Fu il tempo in cui la Vita m’irrideva,
e n’avea indarne speni e bei desiri,
quando l’Amor - ingenuo - m’attraëva,
repressi spiri,
e pensai il mondo sereno - un amico -
e molli guardi donavo alle bionde
dame, e il cammin - Destin ti maledico! -
m’erano l’onde,
e i rossi muri, e il rudere e la fonte
mi dàvan sangue, speme giovinetta,
e scorgea lungi la cima d’un monte,
una saëtta,
e mi fu grato il cinguettar d’un passero -
forse un’allodola - al cielo d’estate,
e segnò il Fato in sul volto d’un cassero
non più che un Vate.
Oh quieta Arbogna! Oh cascina defunta!
Oh chiusa inerme! Oh estinti e miei boleti!
Oh forno antico! Oh roccia alfin consunta!
Quai sogni inquieti!
A voi io ne andavo, e vi contemplavo un fiore,
e molti dì passai di gioventù,
e sognai amici, e Vita e sposa e Amore,
tempo che fu!
Immagini
borgolavezzaresi - La Chiesa
di Santa Maria
È lieve il calle che oltre i tetti sale
e tra le nebbie si ergono sue cime,
ed è cotanto che pe’ il borgo vale
che dopo appàr un portento sublime.
Ivi - ai suoi margini - un chiostro spettrale,
un casolare giace, e verso l’ime,
mostra le pietre - rovina immortale -
che a’ suoi piè giacciono perdute e infìme.
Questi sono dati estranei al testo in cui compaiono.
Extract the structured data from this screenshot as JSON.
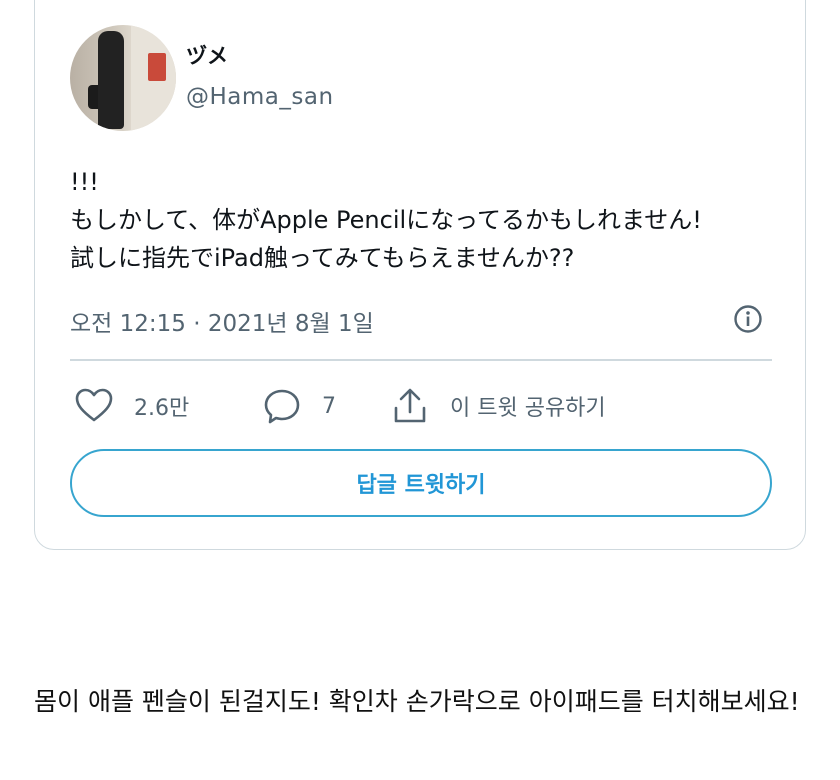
{
  "tweet": {
    "author_name": "ヅメ",
    "author_handle": "@Hama_san",
    "text": "!!!\nもしかして、体がApple Pencilになってるかもしれません!\n試しに指先でiPad触ってみてもらえませんか??",
    "timestamp": "오전 12:15 · 2021년 8월 1일"
  },
  "actions": {
    "like_icon": "heart-icon",
    "like_count": "2.6만",
    "reply_icon": "comment-icon",
    "reply_count": "7",
    "share_icon": "share-icon",
    "share_label": "이 트윗 공유하기",
    "info_icon": "info-icon"
  },
  "reply_button": {
    "label": "답글 트윗하기"
  },
  "caption": "몸이 애플 펜슬이 된걸지도! 확인차 손가락으로 아이패드를 터치해보세요!",
  "colors": {
    "accent": "#1d9bf0",
    "muted": "#536471",
    "border": "#cfd9de"
  }
}
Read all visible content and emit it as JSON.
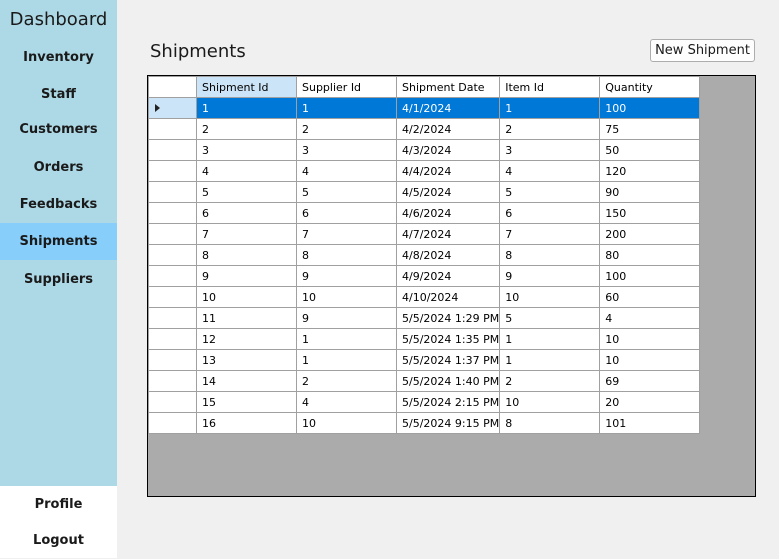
{
  "sidebar": {
    "title": "Dashboard",
    "items": [
      {
        "label": "Inventory"
      },
      {
        "label": "Staff"
      },
      {
        "label": "Customers"
      },
      {
        "label": "Orders"
      },
      {
        "label": "Feedbacks"
      },
      {
        "label": "Shipments"
      },
      {
        "label": "Suppliers"
      }
    ],
    "active": "Shipments",
    "bottom": [
      {
        "label": "Profile"
      },
      {
        "label": "Logout"
      }
    ]
  },
  "main": {
    "title": "Shipments",
    "new_button_label": "New Shipment"
  },
  "grid": {
    "columns": [
      "Shipment Id",
      "Supplier Id",
      "Shipment Date",
      "Item Id",
      "Quantity"
    ],
    "sorted_column": "Shipment Id",
    "selected_row": 0,
    "rows": [
      [
        "1",
        "1",
        "4/1/2024",
        "1",
        "100"
      ],
      [
        "2",
        "2",
        "4/2/2024",
        "2",
        "75"
      ],
      [
        "3",
        "3",
        "4/3/2024",
        "3",
        "50"
      ],
      [
        "4",
        "4",
        "4/4/2024",
        "4",
        "120"
      ],
      [
        "5",
        "5",
        "4/5/2024",
        "5",
        "90"
      ],
      [
        "6",
        "6",
        "4/6/2024",
        "6",
        "150"
      ],
      [
        "7",
        "7",
        "4/7/2024",
        "7",
        "200"
      ],
      [
        "8",
        "8",
        "4/8/2024",
        "8",
        "80"
      ],
      [
        "9",
        "9",
        "4/9/2024",
        "9",
        "100"
      ],
      [
        "10",
        "10",
        "4/10/2024",
        "10",
        "60"
      ],
      [
        "11",
        "9",
        "5/5/2024 1:29 PM",
        "5",
        "4"
      ],
      [
        "12",
        "1",
        "5/5/2024 1:35 PM",
        "1",
        "10"
      ],
      [
        "13",
        "1",
        "5/5/2024 1:37 PM",
        "1",
        "10"
      ],
      [
        "14",
        "2",
        "5/5/2024 1:40 PM",
        "2",
        "69"
      ],
      [
        "15",
        "4",
        "5/5/2024 2:15 PM",
        "10",
        "20"
      ],
      [
        "16",
        "10",
        "5/5/2024 9:15 PM",
        "8",
        "101"
      ]
    ]
  },
  "colors": {
    "sidebar_bg": "#add8e6",
    "sidebar_active": "#87cefa",
    "selection": "#0078d7"
  }
}
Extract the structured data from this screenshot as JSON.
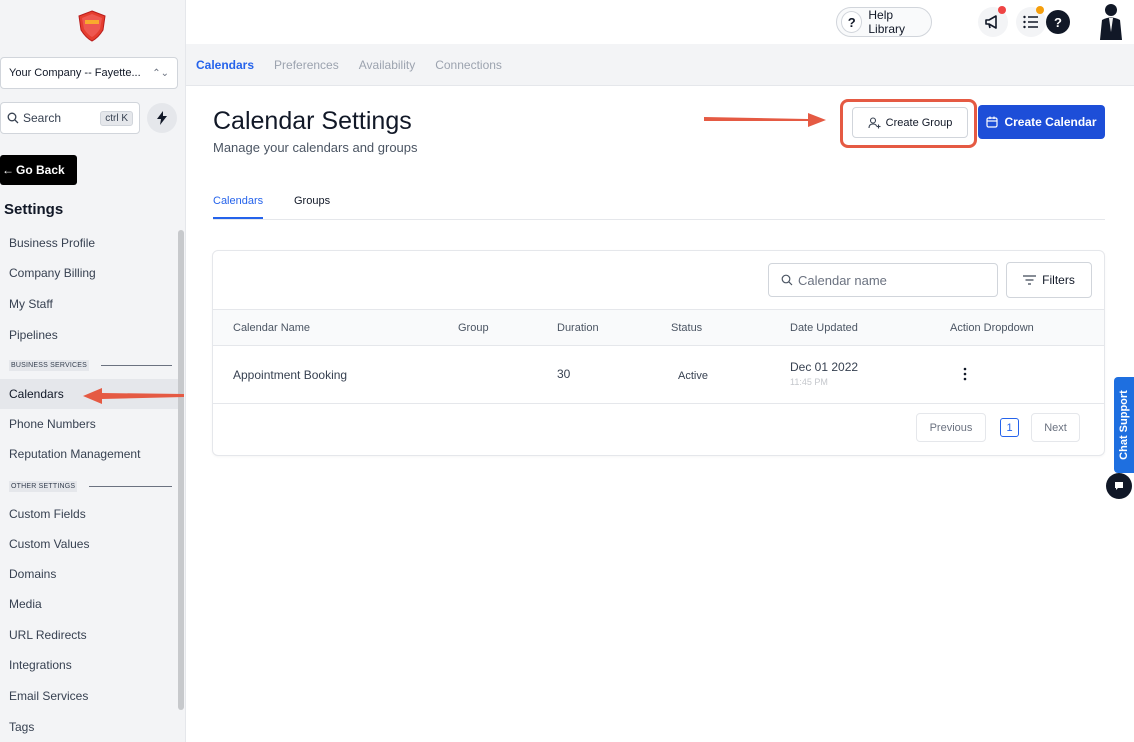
{
  "sidebar": {
    "company": "Your Company -- Fayette...",
    "search_label": "Search",
    "search_shortcut": "ctrl K",
    "go_back": "Go Back",
    "settings_title": "Settings",
    "items_top": [
      "Business Profile",
      "Company Billing",
      "My Staff",
      "Pipelines"
    ],
    "section_business": "BUSINESS SERVICES",
    "items_business": [
      "Calendars",
      "Phone Numbers",
      "Reputation Management"
    ],
    "section_other": "OTHER SETTINGS",
    "items_other": [
      "Custom Fields",
      "Custom Values",
      "Domains",
      "Media",
      "URL Redirects",
      "Integrations",
      "Email Services",
      "Tags"
    ]
  },
  "topbar": {
    "help_library": "Help Library",
    "help_q": "?",
    "help_circle": "?",
    "notification_dot_color": "#ef4444",
    "list_dot_color": "#f59e0b"
  },
  "subnav": {
    "tabs": [
      "Calendars",
      "Preferences",
      "Availability",
      "Connections"
    ]
  },
  "main": {
    "title": "Calendar Settings",
    "subtitle": "Manage your calendars and groups",
    "create_group": "Create Group",
    "create_calendar": "Create Calendar",
    "tabs": [
      "Calendars",
      "Groups"
    ],
    "search_placeholder": "Calendar name",
    "filters": "Filters",
    "columns": [
      "Calendar Name",
      "Group",
      "Duration",
      "Status",
      "Date Updated",
      "Action Dropdown"
    ],
    "rows": [
      {
        "name": "Appointment Booking",
        "group": "",
        "duration": "30",
        "status": "Active",
        "date": "Dec 01 2022",
        "time": "11:45 PM"
      }
    ],
    "pager": {
      "previous": "Previous",
      "page": "1",
      "next": "Next"
    }
  },
  "chat": {
    "label": "Chat Support"
  },
  "colors": {
    "accent": "#2563eb",
    "primary_button": "#1d4ed8",
    "annotation": "#e55a43"
  }
}
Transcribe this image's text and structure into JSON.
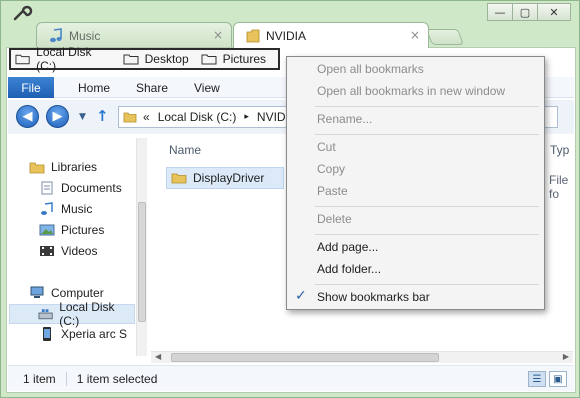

Lì in tra le nevi si erge un campanile,
e a lui dappresso un tempietto barocco,
e quando il bronzo lamenta, è sottile -
triste nel vento - l’ansimante tocco…
e che sia verno o che sia aria di aprile
del mio villaggio è pieve in niveo fiocco.
E in soffiar di scirocco
codesto è il calle di antica abbazia,
fu dedicato alla Santa Maria.
La bianca pietra e il profumato stelo
dell’arso incenso olezzano pe’ il colle,
e ai simulacri ne palpita il Cielo
ove la statua di un Santo si estolle,
e in tra le brine e nell’orrido gelo,
e in su’ il ghiacciato portone che è folle
di questa Vergine or splende il pio velo
che vola agli Angioli e che è caro e molle.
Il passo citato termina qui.